Luckily, through chats with friends both old and new both here in California and in a favorite Facebook group--You grew up in the Souderton/ Telford/ Harleysville area if you remember... I found out I'm not alone in this experience. This happens to lots of people. This series is dedicated to all the songs that somehow get “stuck in your head”. Here are the most recent “evil earworms”.
Our first earworm this time comes from Kim Cooke. Cooke comments: “Over here in the UK we have a sweet little singer called Lily Allen and she has been commissioned by John Lewis to sing this Keane song on their commercial. Then I'm sat in the wife's car, it comes on the radio and I learn not only is it a single but it's also no.1 over here. So then it was stuck in my head all day Wednesday driving me nuts but in a good way. Enjoy.” The title of the song is “Somewhere Only We Know” and it was first released in 2004.

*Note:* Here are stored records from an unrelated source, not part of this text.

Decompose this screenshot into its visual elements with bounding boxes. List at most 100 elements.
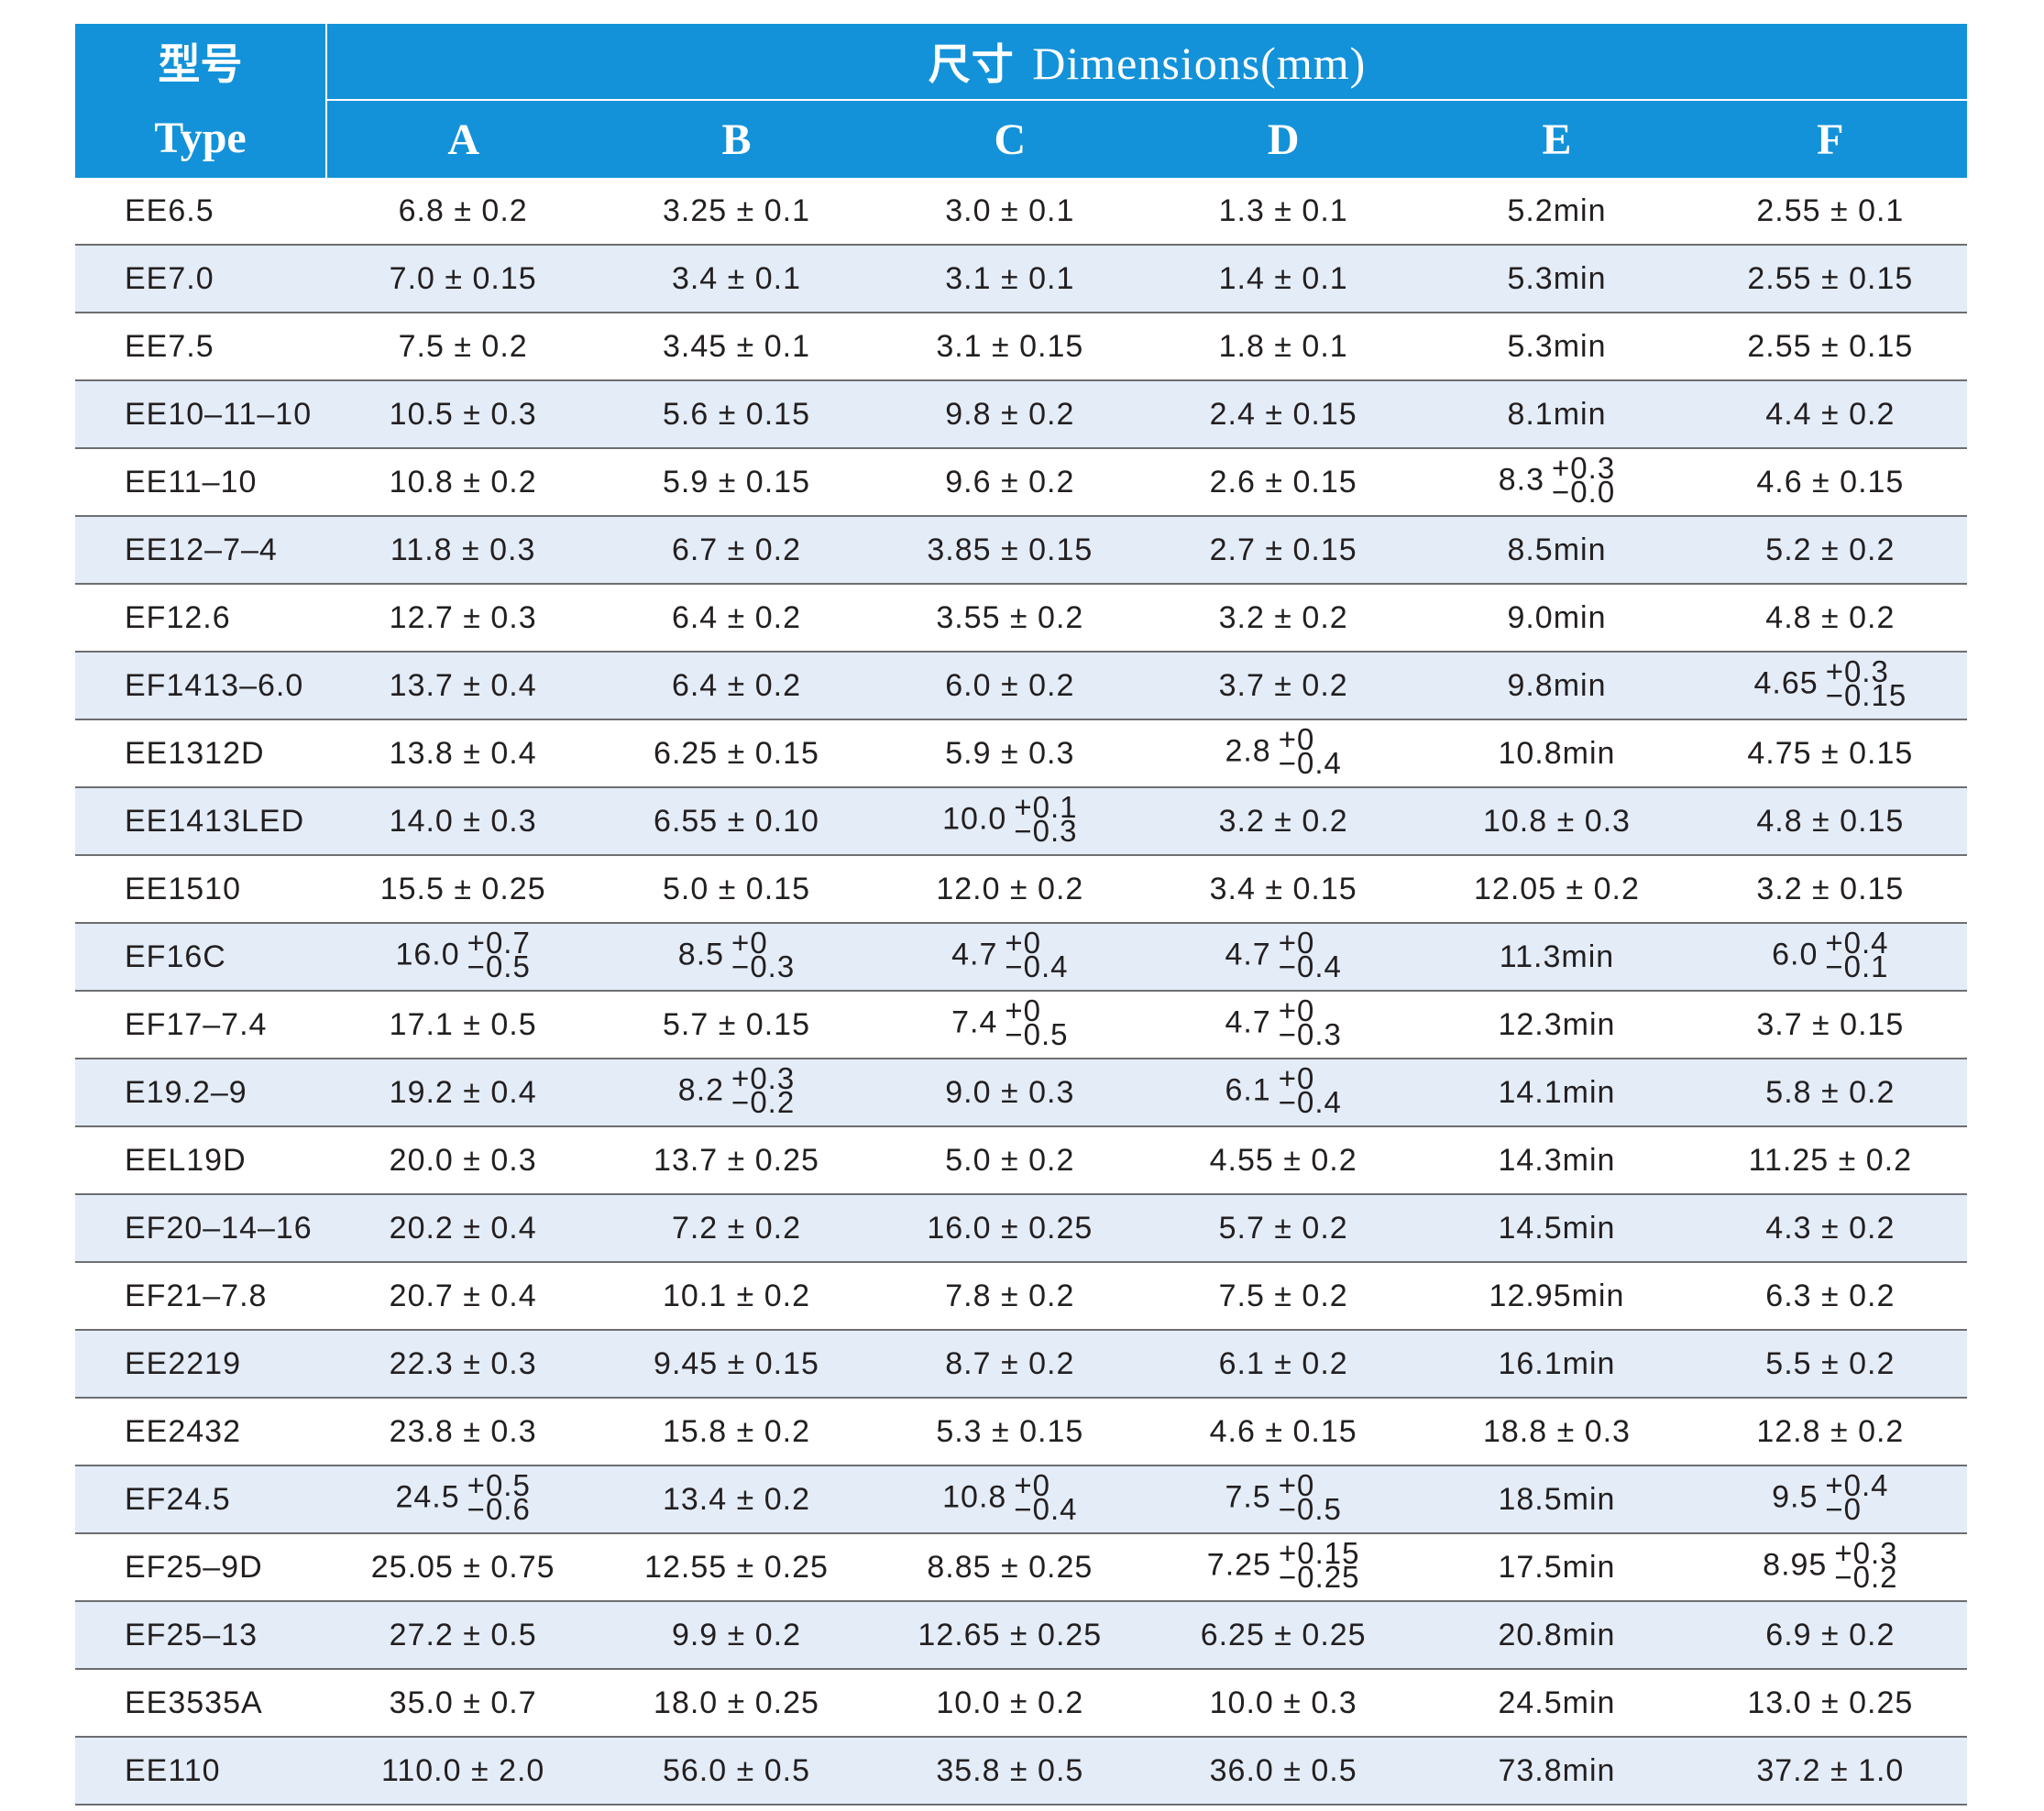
lower-tolerance: −0.4	[1005, 949, 1069, 983]
type-cell: EE10–11–10	[75, 380, 326, 449]
column-header-a: A	[326, 100, 600, 178]
table-row: EE2432 23.8 ± 0.3 15.8 ± 0.2 5.3 ± 0.15 4.6 …	[75, 1398, 1968, 1466]
dim-cell-d: 1.8 ± 0.1	[1146, 313, 1421, 381]
tolerance-stack: +0.4 −0.1	[1825, 927, 1888, 981]
tolerance-stack: +0.1 −0.3	[1014, 792, 1077, 845]
type-cell: EE110	[75, 1737, 326, 1806]
dim-cell-c: 9.0 ± 0.3	[873, 1059, 1147, 1127]
dim-cell-b: 8.5 +0 −0.3	[599, 923, 874, 992]
dim-cell-f: 4.6 ± 0.15	[1693, 448, 1968, 517]
dim-cell-a: 27.2 ± 0.5	[326, 1601, 600, 1670]
dim-cell-f: 6.0 +0.4 −0.1	[1693, 923, 1968, 992]
tolerance-stack: +0.15 −0.25	[1279, 1538, 1360, 1591]
upper-tolerance: +0.3	[1834, 1536, 1898, 1571]
dim-cell-e: 14.1min	[1420, 1059, 1694, 1127]
dim-cell-d: 7.5 +0 −0.5	[1146, 1465, 1421, 1534]
table-row: EF12.6 12.7 ± 0.3 6.4 ± 0.2 3.55 ± 0.2 3.2 ±…	[75, 584, 1968, 653]
dim-cell-d: 3.7 ± 0.2	[1146, 652, 1421, 720]
dim-cell-e: 10.8min	[1420, 719, 1694, 788]
dim-cell-f: 13.0 ± 0.25	[1693, 1669, 1968, 1738]
dim-cell-e: 5.3min	[1420, 245, 1694, 313]
nominal-value: 8.2	[677, 1072, 725, 1108]
dim-cell-b: 5.7 ± 0.15	[599, 991, 874, 1059]
dim-cell-a: 23.8 ± 0.3	[326, 1398, 600, 1466]
dim-cell-a: 24.5 +0.5 −0.6	[326, 1465, 600, 1534]
dim-cell-a: 35.0 ± 0.7	[326, 1669, 600, 1738]
dim-cell-d: 4.6 ± 0.15	[1146, 1398, 1421, 1466]
type-cell: EE7.0	[75, 245, 326, 313]
upper-tolerance: +0	[1005, 926, 1041, 960]
dim-cell-a: 20.7 ± 0.4	[326, 1262, 600, 1331]
dim-cell-e: 14.5min	[1420, 1194, 1694, 1263]
type-cell: EF25–9D	[75, 1533, 326, 1602]
table-row: EE3535A 35.0 ± 0.7 18.0 ± 0.25 10.0 ± 0.2 10…	[75, 1669, 1968, 1738]
dim-cell-c: 3.0 ± 0.1	[873, 178, 1147, 246]
upper-tolerance: +0.4	[1825, 1468, 1889, 1503]
dim-cell-c: 9.6 ± 0.2	[873, 448, 1147, 517]
dim-cell-b: 9.45 ± 0.15	[599, 1330, 874, 1399]
table-row: EE7.5 7.5 ± 0.2 3.45 ± 0.1 3.1 ± 0.15 1.8 ± …	[75, 313, 1968, 381]
dim-cell-f: 4.75 ± 0.15	[1693, 719, 1968, 788]
tolerance-stack: +0 −0.4	[1279, 1063, 1342, 1116]
upper-tolerance: +0	[1278, 1468, 1315, 1503]
dim-cell-c: 9.8 ± 0.2	[873, 380, 1147, 449]
dim-cell-d: 2.4 ± 0.15	[1146, 380, 1421, 449]
table-row: EEL19D 20.0 ± 0.3 13.7 ± 0.25 5.0 ± 0.2 4.55…	[75, 1126, 1968, 1195]
dim-cell-a: 16.0 +0.7 −0.5	[326, 923, 600, 992]
dim-cell-b: 5.9 ± 0.15	[599, 448, 874, 517]
tolerance-stack: +0.3 −0.2	[1834, 1536, 1898, 1591]
table-row: EE1312D 13.8 ± 0.4 6.25 ± 0.15 5.9 ± 0.3 2.8…	[75, 719, 1968, 788]
dim-cell-d: 36.0 ± 0.5	[1146, 1737, 1421, 1806]
nominal-value: 10.0	[942, 801, 1007, 837]
dim-cell-a: 22.3 ± 0.3	[326, 1330, 600, 1399]
lower-tolerance: −0.4	[1278, 949, 1342, 983]
type-cell: EF1413–6.0	[75, 652, 326, 720]
lower-tolerance: −0.3	[1278, 1017, 1342, 1051]
dim-cell-b: 6.7 ± 0.2	[599, 516, 874, 585]
type-cell: EF16C	[75, 923, 326, 992]
dim-cell-d: 7.5 ± 0.2	[1146, 1262, 1421, 1331]
tolerance-stack: +0 −0.4	[1014, 1470, 1077, 1523]
dim-cell-f: 3.2 ± 0.15	[1693, 855, 1968, 924]
dim-cell-c: 10.8 +0 −0.4	[873, 1465, 1147, 1534]
dim-cell-b: 6.4 ± 0.2	[599, 652, 874, 720]
dim-cell-e: 18.8 ± 0.3	[1420, 1398, 1694, 1466]
dim-cell-c: 3.1 ± 0.1	[873, 245, 1147, 313]
type-header-chinese: 型号	[158, 39, 243, 89]
table-row: EE11–10 10.8 ± 0.2 5.9 ± 0.15 9.6 ± 0.2 2.6 …	[75, 448, 1968, 517]
type-cell: EF20–14–16	[75, 1194, 326, 1263]
dim-cell-b: 7.2 ± 0.2	[599, 1194, 874, 1263]
dim-cell-c: 3.55 ± 0.2	[873, 584, 1147, 653]
nominal-value: 7.5	[1225, 1479, 1271, 1515]
nominal-value: 4.65	[1753, 665, 1819, 701]
dim-cell-f: 12.8 ± 0.2	[1693, 1398, 1968, 1466]
nominal-value: 10.8	[942, 1479, 1007, 1515]
dim-cell-d: 7.25 +0.15 −0.25	[1146, 1533, 1421, 1602]
type-cell: EE1413LED	[75, 787, 326, 856]
dim-cell-f: 2.55 ± 0.1	[1693, 178, 1968, 246]
nominal-value: 16.0	[395, 937, 460, 972]
type-cell: EF12.6	[75, 584, 326, 653]
table-row: EF24.5 24.5 +0.5 −0.6 13.4 ± 0.2 10.8 +0 −0.4 7.…	[75, 1465, 1968, 1534]
table-row: EF25–13 27.2 ± 0.5 9.9 ± 0.2 12.65 ± 0.25 6.…	[75, 1601, 1968, 1670]
dim-cell-f: 4.8 ± 0.2	[1693, 584, 1968, 653]
upper-tolerance: +0	[1278, 993, 1315, 1028]
dim-cell-e: 11.3min	[1420, 923, 1694, 992]
dim-cell-b: 6.55 ± 0.10	[599, 787, 874, 856]
dim-cell-f: 9.5 +0.4 −0	[1693, 1465, 1968, 1534]
type-cell: EF17–7.4	[75, 991, 326, 1059]
table-row: E19.2–9 19.2 ± 0.4 8.2 +0.3 −0.2 9.0 ± 0.3 6.1…	[75, 1059, 1968, 1127]
dim-cell-c: 7.8 ± 0.2	[873, 1262, 1147, 1331]
nominal-value: 4.7	[1225, 937, 1271, 972]
upper-tolerance: +0.3	[1825, 654, 1889, 689]
lower-tolerance: −0.2	[731, 1085, 796, 1119]
tolerance-stack: +0 −0.4	[1279, 724, 1342, 777]
type-cell: EE7.5	[75, 313, 326, 381]
type-header-english: Type	[154, 114, 247, 162]
upper-tolerance: +0.5	[467, 1468, 531, 1503]
dim-cell-b: 12.55 ± 0.25	[599, 1533, 874, 1602]
lower-tolerance: −0.5	[1005, 1017, 1069, 1051]
type-column-header: 型号 Type	[75, 24, 327, 178]
dim-cell-d: 4.7 +0 −0.3	[1146, 991, 1421, 1059]
dim-cell-a: 20.0 ± 0.3	[326, 1126, 600, 1195]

Next up, Roseann Madonna submitted the song “Call Me Maybe” by Carly Rae Jepsen. She said: “I like this song! It's catchy. The kind of song you can't get out of your head.” (Well, maybe, but even friendly fire can kill you.) Originally off her 2012 EP Curiosity it was also included on her international debut disc Kiss from the same year. The song was written by Jepsen and Tavish Crowe and was meant to be a folk song.
A California local had “Sow Good Seeds” by Rizorkestra stuck in his head. It’s the lead-in to his 2007 disc American Guitar. (In fact, you can read about the entire album elsewhere on Examiner.) Don’t forget, guys and dolls, if ever your name is “lost” by all means send a message and you will get mentioned next time!
Dorine Houston had the classic cut “Under the Boardwalk” crammed in her cranium. This one goes back to 1964. It was written by Arthur Resnick and Kenny Young. The Drifters first recorded it in 1964. If you pay attention you will hear the reference to their previous hit “Up on the Roof”.
Another “accidentally anonymous” contributor submitted the earworm ”Amish Paradise” by Weird Al Yankovich and blamed it on your PA-raised writer re-publishing pieces on the Amish. This parody of Coolio’s “Gangsta’s Paradise”—which rips off Stevie Wonder’s “Pastime Paradise”—was released in 1996.
There you have it, oh ye of lots of faith, the most recent oft’times obnoxious “earworms” from different decades, genres and mediums. The way submissions are still slowly trickling in the series will make it past 40 editions. Wow! You keep sending ‘em and we’ll keep publishing ‘em!
My name is Phoenix and . . . that's the bottom line.